Enquanto a operação não começa, o Cacau Park manterá visitas monitoradas para escolas de engenharia e turismo, além de ações de relacionamento com parceiros corporativos. A agenda de eventos foi capitaneada pelo lançamento da Dreams, mas outras prévias devem ocorrer, sempre com a chancela das equipes técnicas que acompanharam o teste histórico desta terça-feira.
Como chegar e o que já dá para ver
Mesmo fechado ao público geral, o canteiro de obras virou atração.
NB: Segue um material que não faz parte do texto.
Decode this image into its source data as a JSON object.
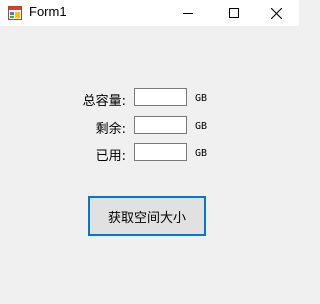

A partir de setembro, moradores da região poderão agendar um tour panorâmico gratuito para observar a skyline do parque e conhecer o backstage da Dreams. As inscrições estarão disponíveis no site oficial e na secretaria de turismo de Itu.
Para os curiosos que não querem esperar, há pontos de observação na estrada municipal do Varvito, onde é possível ver a montanha-russa rasgando o céu da cidade. O local ganhou até vans de operadores locais que oferecem pacotes fotográficos. Uma forma de, pelo menos, sentir um pouco da vibração que promete transformar Itu em headline do turismo nacional nos próximos anos.